Denzu membawa Merlin ke atas benteng, dia melihat sekelilingnya seolah khawatir ada yang mendengar.
“ Nona, aku rasa mereka semua terkena sihir, termasuk Jendral..” Denzu memberi kabar yang membuat Merlin terkejut.
“ Benarkah?!” wajah Merlin terlihat bingung.
“ Iya, dan aku yakin sekali wanita dan saudaranya itu adalah penyihir “
“ Tapi bagaimana kau tahu kalau mereka penyihir?”
“ Nenekku adalah seorang penyihir, dia memberitahu padaku ciri-ciri penyihir dan orang yang terkena sihir…Nah, apa kau lihat di atas sana?..dan sana?..” Denzu menunjuk ke udara, tetapi Merlin tidak melihat apapun disana, hanya awan putih dan pepohonan di bawahnya.
“ Ada apa disana? Aku tak melihat apapun?” Merlin yang masih mencari-cari sesuatu yang aneh di depannya, memincingkan matanya perlahan.
“ Perhatikanlah nona, disana ada seperti bulatan berwarna ungu tipis..” Denzu menunjuk lagi ke udara.
“ Ahhh!!! Ya..aku melihatnya..iya itu seperti ada gelembung tipis besar mengeliling di benteng..”
“ Yah, itu adalah lingkaran sihir untuk seluruh penghuni benteng, semua akan terpengaruh oleh sihir wanita itu” Denzu menjelaskan.
“ Tapi, aku..dan kau? Kenapa tidak terpengaruh sihir itu?” Merlin bertanya serius.
“ Karena dari kecil aku telah di beri penangkal sihir oleh nenekku, sedangkan kau nona, kau adalah seorang Eldr. Eldr tidak akan mempan dengan sihir apapun”.
“ Begitu rupanya..” Merlin yang masih mengangguk tampak terkesima dengan penjelasan Denzu.
“ Jadi, apa yang harus kita lakukan?” Merlin menatap Denzu serius.
“ Pertama kita harus menangkap wanita itu dan saudaranya, tapi kita tidak bisa melakukannya sendiri, kita harus mendapat bantuan dari kastil, tuan Dumor dan pasukannya harus datang kesini secepatnya”
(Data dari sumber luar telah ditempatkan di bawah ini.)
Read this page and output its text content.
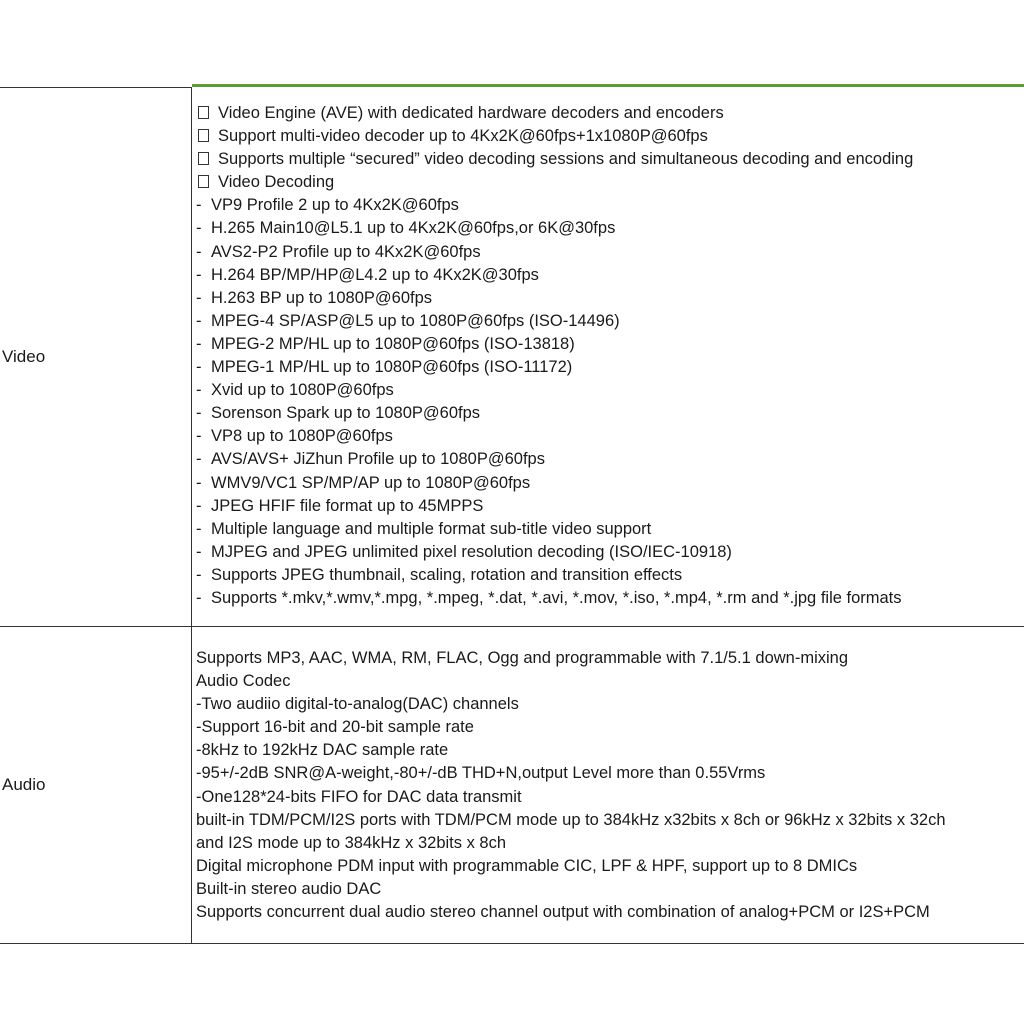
Video
Video Engine (AVE) with dedicated hardware decoders and encoders
Support multi-video decoder up to 4Kx2K@60fps+1x1080P@60fps
Supports multiple “secured” video decoding sessions and simultaneous decoding and encoding
Video Decoding
- VP9 Profile 2 up to 4Kx2K@60fps
- H.265 Main10@L5.1 up to 4Kx2K@60fps,or 6K@30fps
- AVS2-P2 Profile up to 4Kx2K@60fps
- H.264 BP/MP/HP@L4.2 up to 4Kx2K@30fps
- H.263 BP up to 1080P@60fps
- MPEG-4 SP/ASP@L5 up to 1080P@60fps (ISO-14496)
- MPEG-2 MP/HL up to 1080P@60fps (ISO-13818)
- MPEG-1 MP/HL up to 1080P@60fps (ISO-11172)
- Xvid up to 1080P@60fps
- Sorenson Spark up to 1080P@60fps
- VP8 up to 1080P@60fps
- AVS/AVS+ JiZhun Profile up to 1080P@60fps
- WMV9/VC1 SP/MP/AP up to 1080P@60fps
- JPEG HFIF file format up to 45MPPS
- Multiple language and multiple format sub-title video support
- MJPEG and JPEG unlimited pixel resolution decoding (ISO/IEC-10918)
- Supports JPEG thumbnail, scaling, rotation and transition effects
- Supports *.mkv,*.wmv,*.mpg, *.mpeg, *.dat, *.avi, *.mov, *.iso, *.mp4, *.rm and *.jpg file formats
Audio
Supports MP3, AAC, WMA, RM, FLAC, Ogg and programmable with 7.1/5.1 down-mixing
Audio Codec
-Two audiio digital-to-analog(DAC) channels
-Support 16-bit and 20-bit sample rate
-8kHz to 192kHz DAC sample rate
-95+/-2dB SNR@A-weight,-80+/-dB THD+N,output Level more than 0.55Vrms
-One128*24-bits FIFO for DAC data transmit
built-in TDM/PCM/I2S ports with TDM/PCM mode up to 384kHz x32bits x 8ch or 96kHz x 32bits x 32ch
and I2S mode up to 384kHz x 32bits x 8ch
Digital microphone PDM input with programmable CIC, LPF & HPF, support up to 8 DMICs
Built-in stereo audio DAC
Supports concurrent dual audio stereo channel output with combination of analog+PCM or I2S+PCM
“ Baik, aku akan menyuruh Eldr untuk memberi kabar pada tuan Dumor, lalu apa selanjutnya?” Tanya Merlin kembali.
“ Yang kedua, kita harus mencari pemecah sihir dan mengembalikan mereka seperti semula” Denzu dengan serius menjelaskan lagi.
“ Dimana kita bisa mendapatkan pemecah sihir?” Tanya Merlin.
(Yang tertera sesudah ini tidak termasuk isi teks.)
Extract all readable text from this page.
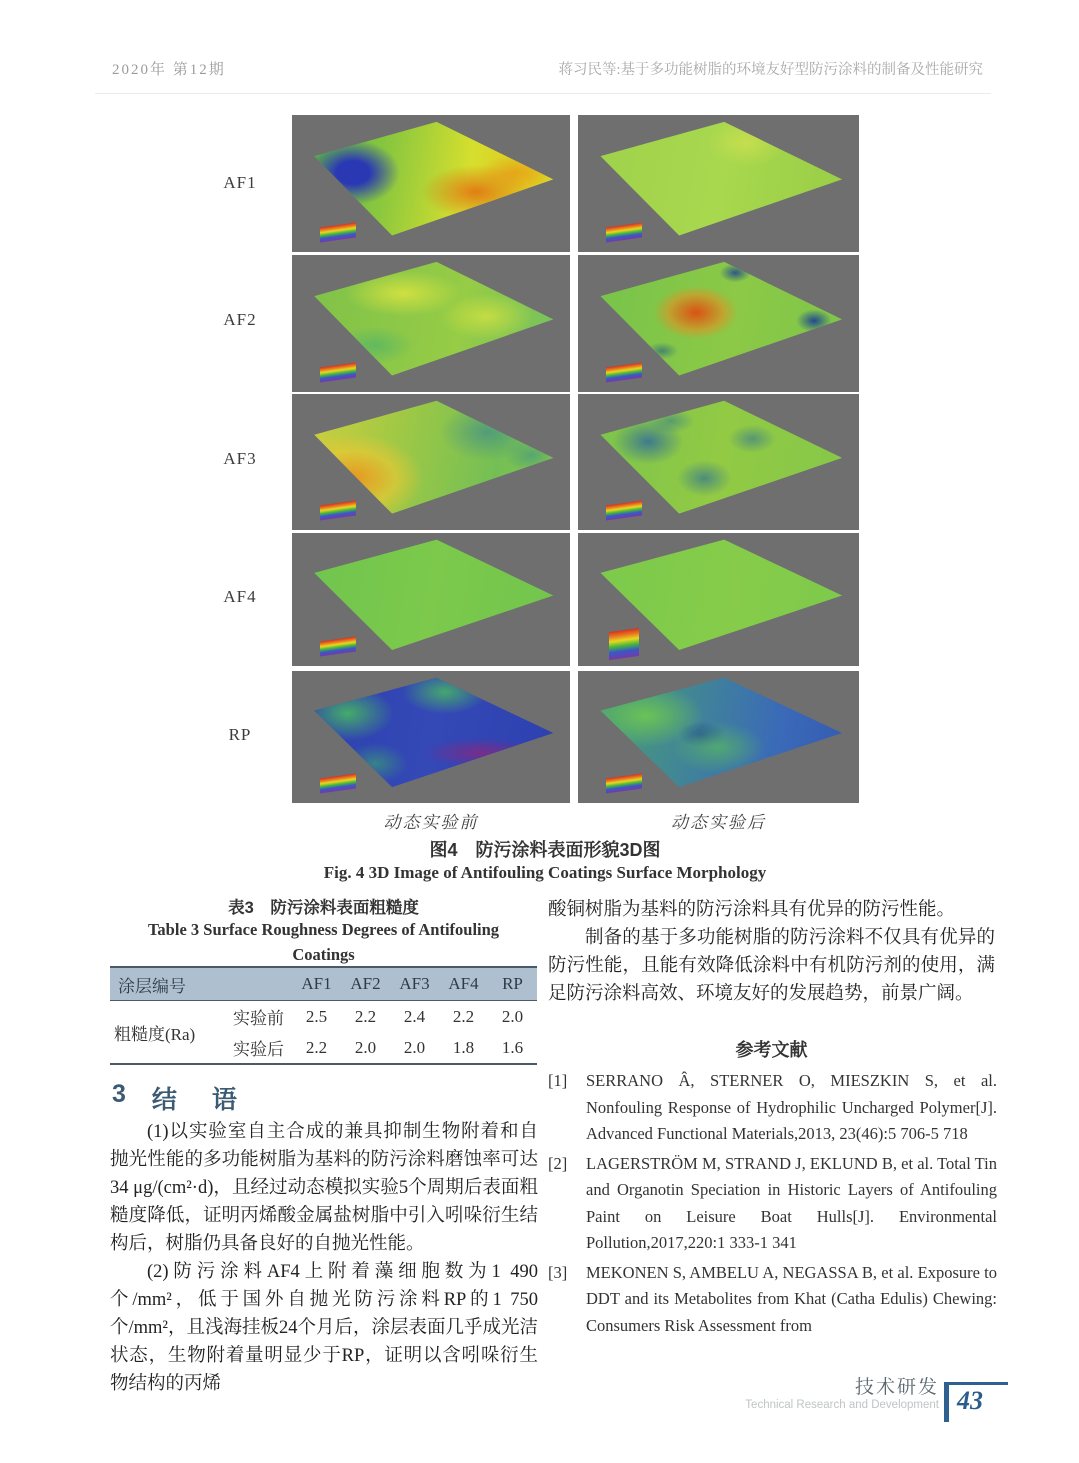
2020年 第12期	蒋习民等:基于多功能树脂的环境友好型防污涂料的制备及性能研究
AF1
AF2
AF3
AF4
RP
动态实验前	动态实验后
图4　防污涂料表面形貌3D图
Fig. 4 3D Image of Antifouling Coatings Surface Morphology
表3　防污涂料表面粗糙度
Table 3 Surface Roughness Degrees of Antifouling
Coatings
涂层编号		AF1	AF2	AF3	AF4	RP
粗糙度(Ra)	实验前	2.5	2.2	2.4	2.2	2.0
	实验后	2.2	2.0	2.0	1.8	1.6
3 结 语

(1)以实验室自主合成的兼具抑制生物附着和自抛光性能的多功能树脂为基料的防污涂料磨蚀率可达34 μg/(cm²·d)，且经过动态模拟实验5个周期后表面粗糙度降低，证明丙烯酸金属盐树脂中引入吲哚衍生结构后，树脂仍具备良好的自抛光性能。

(2)防污涂料AF4上附着藻细胞数为1 490个/mm²，低于国外自抛光防污涂料RP的1 750 个/mm²，且浅海挂板24个月后，涂层表面几乎成光洁状态，生物附着量明显少于RP，证明以含吲哚衍生物结构的丙烯

酸铜树脂为基料的防污涂料具有优异的防污性能。

制备的基于多功能树脂的防污涂料不仅具有优异的防污性能，且能有效降低涂料中有机防污剂的使用，满足防污涂料高效、环境友好的发展趋势，前景广阔。

参考文献
[1]	SERRANO Â, STERNER O, MIESZKIN S, et al. Nonfouling Response of Hydrophilic Uncharged Polymer[J]. Advanced Functional Materials,2013, 23(46):5 706-5 718
[2]	LAGERSTRÖM M, STRAND J, EKLUND B, et al. Total Tin and Organotin Speciation in Historic Layers of Antifouling Paint on Leisure Boat Hulls[J]. Environmental Pollution,2017,220:1 333-1 341
[3]	MEKONEN S, AMBELU A, NEGASSA B, et al. Exposure to DDT and its Metabolites from Khat (Catha Edulis) Chewing: Consumers Risk Assessment from
技术研发
Technical Research and Development 43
“ Nah, itulah yang aku tidak tahu..karena nenekku tidak pernah memberitahuku tentang hal itu dan dia sudah terlanjur wafat, jadi kita harus temukan penyihir yang masih ada sekarang dan bertanya padanya”
“ Penyihir…, ah ya! Aku tahu dimana menemukan penyihir..” Merlin langsung teringat penyihir tua yang ditemuinya di Gunung Selatan, tempat para Eldr.
“ Oya tuan, bagaimana kalau aku yang menyerang wanita penyihir itu, sekarang aku bisa berubah menjadi Demon Eldr sesuai kehendakku “
“ Jangan nona!, itu juga beresiko, jika kau menyerang penyihir itu, maka Jendral yang masih dikuasai sihir bisa marah padamu dan rasa benci seseorang yang dibawah kendali sihir akan semakin kuat dan sulit di tangkal, atau bisa jadi pengaruh sihir Jendral tidak bisa hilang jika kau membunuh penyihir itu, karena yang aku lihat, sihir yang diberikan kepada Jendral sedikit berbeda dengan sihir yang diberikan kepada yang lain”
“ Maksudmu?”
“ Jendral seperti menuruti semua yang dikatakan wanita itu, dan sepertinya Jendral juga menjadi suka dengan wanita itu karena pengaruh sihir yang lebih kuat”
“ Tidak bisa kubiarkan!” Merlin terlihat geram dan memalingkan wajahnya dari Denzu.
Akhirnya Merlin dan Denzu merencanakan keberangkatan ke Gunung Selatan setelah menunggu kedatangan Dumor dan pasukannya.